Machine learning models, such as random forest (RF) and K-nearest neighbour, yielded an overall accuracy of 96% in predicting HCV; while eXtreme Gradient Boosting (XGBoost) could predict HBV with 92% accuracy.
Integration of various machine learning algorithms, an ensemble technique, yielded better accuracy than a single machine learning model.
About the study
This study focussed on determining the most favorable machine learning models that can accurately detect hepatitis in people with DM.
The body measurements, demographics, lipid profiles, and questionnaire data were used to determine the relationship between diabetes and twelve risk factors for hepatitis.
Pre-processed datasets from the National Health and Nutrition Examination Survey (NHANES), between 2013 and 2018, were used in this study.
This study evaluated four machine-learning models, namely, RF, SVM, XGBoost, and least absolute shrinkage and selection operator (LASSO), to determine the risk of hepatitis among diabetics.
Based on the inclusion criteria, a total of 1,396 diabetic patients were recruited in this study. The mean age of the participants was 54 years. The study cohort included sixty-four individuals with HBV or HCV and the rest without the disease.
It must be noted that the hepatitis group comprised a higher percentage of Asian and non-Hispanic White individuals, while the non-hepatitis group contained a higher number of Mexican and other Hispanic individuals. The majority of the individuals in the hepatitis group were male.
Due to the imbalanced ratio between non-hepatitis and hepatitis patients, the synthetic minority oversampling technique (SMOTE) balancing technique was used. After data normalization, the machine learning model was trained, and their performance was analyzed.
Although all the machine learning models assessed in this study demonstrated improved performance after the hyperparameter tuning process, the highest predictive capacity for the development of HBV or HCV infection in people with diabetes was demonstrated by LASSO.
Hyperparameter optimization enabled the selection of the most suitable parameters that helped to improve the performance of machine learning models.

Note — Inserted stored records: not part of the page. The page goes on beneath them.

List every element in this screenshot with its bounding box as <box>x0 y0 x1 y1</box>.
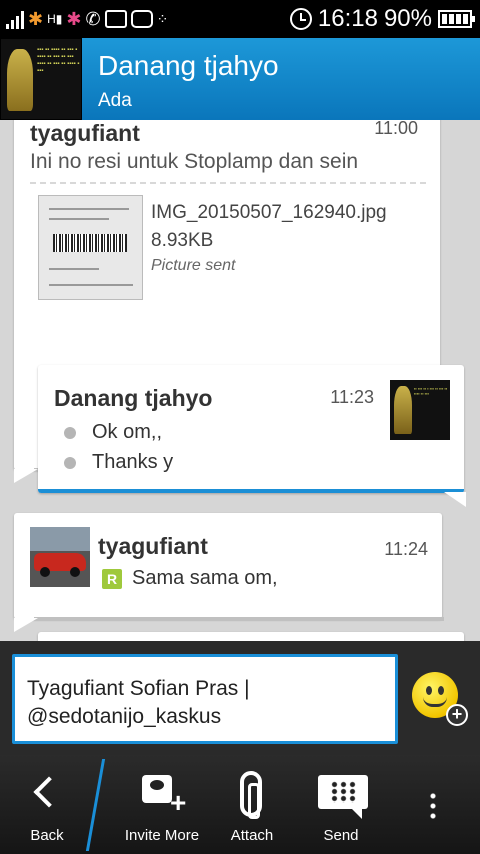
message-time: 11:00 <box>374 120 418 138</box>
bubble-shadow <box>34 617 444 621</box>
message-line: R Sama sama om, <box>102 567 278 590</box>
bbm-flower-icon: ✱ <box>66 9 82 29</box>
car-wheel <box>40 567 50 577</box>
smiley-eye <box>426 686 432 695</box>
divider <box>30 182 426 184</box>
bullet-dot <box>64 456 76 469</box>
barcode-image <box>53 234 127 252</box>
read-status-badge: R <box>102 568 122 589</box>
message-text: Ok om,, <box>92 421 163 443</box>
smiley-eye <box>438 686 444 695</box>
message-text: Thanks y <box>92 451 174 473</box>
alarm-icon <box>289 8 312 30</box>
message-text: Ini no resi untuk Stoplamp dan sein <box>30 150 359 173</box>
picture-thumbnail[interactable] <box>38 195 143 300</box>
bbm-flower-icon: ✱ <box>28 9 44 29</box>
statue-image <box>394 386 412 434</box>
send-label: Send <box>323 827 359 844</box>
message-bubble-outgoing[interactable]: Danang tjahyo 11:23 ▪▪ ▪▪▪ ▪▪ ▪ ▪▪▪ ▪▪ ▪… <box>38 365 466 507</box>
image-icon <box>104 10 127 28</box>
battery-percent: 90% <box>383 5 432 32</box>
back-button[interactable]: Back <box>0 755 94 854</box>
blackberry-logo-icon <box>330 781 358 803</box>
chevron-left-icon <box>33 776 65 808</box>
bubble-tail <box>14 618 38 632</box>
message-time: 11:23 <box>330 387 374 407</box>
add-emoticon-icon[interactable]: + <box>446 704 468 726</box>
bbm-chat-icon <box>130 10 153 28</box>
bubble-tail <box>14 469 38 483</box>
invite-label: Invite More <box>124 827 200 844</box>
hd-signal-icon: H▮ <box>47 12 63 26</box>
avatar-decoration: ▪▪ ▪▪▪ ▪▪ ▪ ▪▪▪ ▪▪ ▪▪▪ ▪▪ ▪▪▪▪ ▪▪ ▪▪▪ <box>414 386 448 396</box>
smiley-mouth <box>423 697 447 707</box>
avatar-decoration: ▪▪▪ ▪▪ ▪▪▪▪ ▪▪ ▪▪▪ ▪ ▪▪▪▪ ▪▪ ▪▪▪ ▪▪ ▪▪▪ … <box>37 47 80 74</box>
statue-image <box>7 49 33 111</box>
back-label: Back <box>30 827 64 844</box>
bullet-dot <box>64 426 76 439</box>
message-bubble-partial[interactable] <box>38 632 464 641</box>
message-input-line: Tyagufiant Sofian Pras | <box>27 677 250 700</box>
attach-button[interactable]: Attach <box>212 755 292 854</box>
add-contact-icon <box>142 775 172 803</box>
overflow-menu-button[interactable] <box>410 755 460 854</box>
message-line: Ok om,, <box>64 421 162 444</box>
message-time: 11:24 <box>384 539 428 559</box>
message-sender: tyagufiant <box>98 533 208 559</box>
contact-name: Danang tjahyo <box>98 50 279 81</box>
thumb-decoration <box>49 218 109 220</box>
sender-avatar <box>30 527 90 587</box>
send-button[interactable]: Send <box>296 755 386 854</box>
chat-header[interactable]: ▪▪▪ ▪▪ ▪▪▪▪ ▪▪ ▪▪▪ ▪ ▪▪▪▪ ▪▪ ▪▪▪ ▪▪ ▪▪▪ … <box>0 38 480 120</box>
attachment-filename: IMG_20150507_162940.jpg <box>151 202 387 223</box>
battery-icon <box>438 10 475 28</box>
sender-avatar: ▪▪ ▪▪▪ ▪▪ ▪ ▪▪▪ ▪▪ ▪▪▪ ▪▪ ▪▪▪▪ ▪▪ ▪▪▪ <box>390 380 450 440</box>
status-bar: ✱ H▮ ✱ ✆ ⁘ 16:18 90% <box>0 0 480 38</box>
more-vertical-icon <box>430 791 436 821</box>
contact-avatar[interactable]: ▪▪▪ ▪▪ ▪▪▪▪ ▪▪ ▪▪▪ ▪ ▪▪▪▪ ▪▪ ▪▪▪ ▪▪ ▪▪▪ … <box>0 38 82 120</box>
blackberry-icon: ⁘ <box>156 11 169 27</box>
read-indicator-bar <box>38 489 464 493</box>
status-icons-left: ✱ H▮ ✱ ✆ ⁘ <box>6 6 168 32</box>
attach-label: Attach <box>230 827 274 844</box>
message-sender: tyagufiant <box>30 120 140 146</box>
thumb-decoration <box>49 268 99 270</box>
whatsapp-icon: ✆ <box>85 9 101 29</box>
action-bar: Back + Invite More Attach Send <box>0 755 480 854</box>
paperclip-icon <box>240 771 262 819</box>
invite-more-button[interactable]: + Invite More <box>112 755 212 854</box>
chat-area[interactable]: tyagufiant 11:00 Ini no resi untuk Stopl… <box>0 120 480 641</box>
thumb-decoration <box>49 284 133 286</box>
message-input-line: @sedotanijo_kaskus <box>27 705 222 728</box>
thumb-decoration <box>49 208 129 210</box>
car-wheel <box>70 567 80 577</box>
bubble-tail <box>444 492 466 507</box>
message-input[interactable]: Tyagufiant Sofian Pras | @sedotanijo_kas… <box>12 654 398 744</box>
message-bubble-incoming[interactable]: tyagufiant 11:24 R Sama sama om, <box>14 513 444 632</box>
plus-icon: + <box>170 787 187 818</box>
contact-status: Ada <box>98 90 132 111</box>
clock: 16:18 <box>317 5 378 32</box>
message-sender: Danang tjahyo <box>54 385 213 411</box>
composer-bar: Tyagufiant Sofian Pras | @sedotanijo_kas… <box>0 641 480 755</box>
message-line: Thanks y <box>64 451 173 474</box>
signal-icon <box>6 9 24 29</box>
attachment-status: Picture sent <box>151 257 236 274</box>
status-icons-right: 16:18 90% <box>289 4 475 34</box>
message-text: Sama sama om, <box>132 567 278 589</box>
attachment-size: 8.93KB <box>151 230 214 251</box>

In line with the findings of this study, a previous study also demonstrated the superior performance of LASSO in predicting hepatocellular carcinoma in patients with chronic HBV infection.
These observations shed light on the application of LASSO in clinical decision-making. After combining high-performing models, the ensemble results indicated that stacking always did not improve performance metrics for the predictions.
Poverty, use of Illegal drugs, and race are found to be the major predictors of hepatitis in people with diabetes. Consistent with current study findings, a higher prevalence of hepatitis was observed in people with diabetes compared to the non-diabetic group.
The current study findings indicated that machine learning models, particularly LASSO, could be used to identify the contributing factors responsible for hepatitis infection among people with diabetes.
This approach could be exploited for early detection of hepatitis in people with DM and thus aids in clinical decision-making. This study provided important insight for developing a screening strategy to identify diabetic people at a higher risk of hepatitis.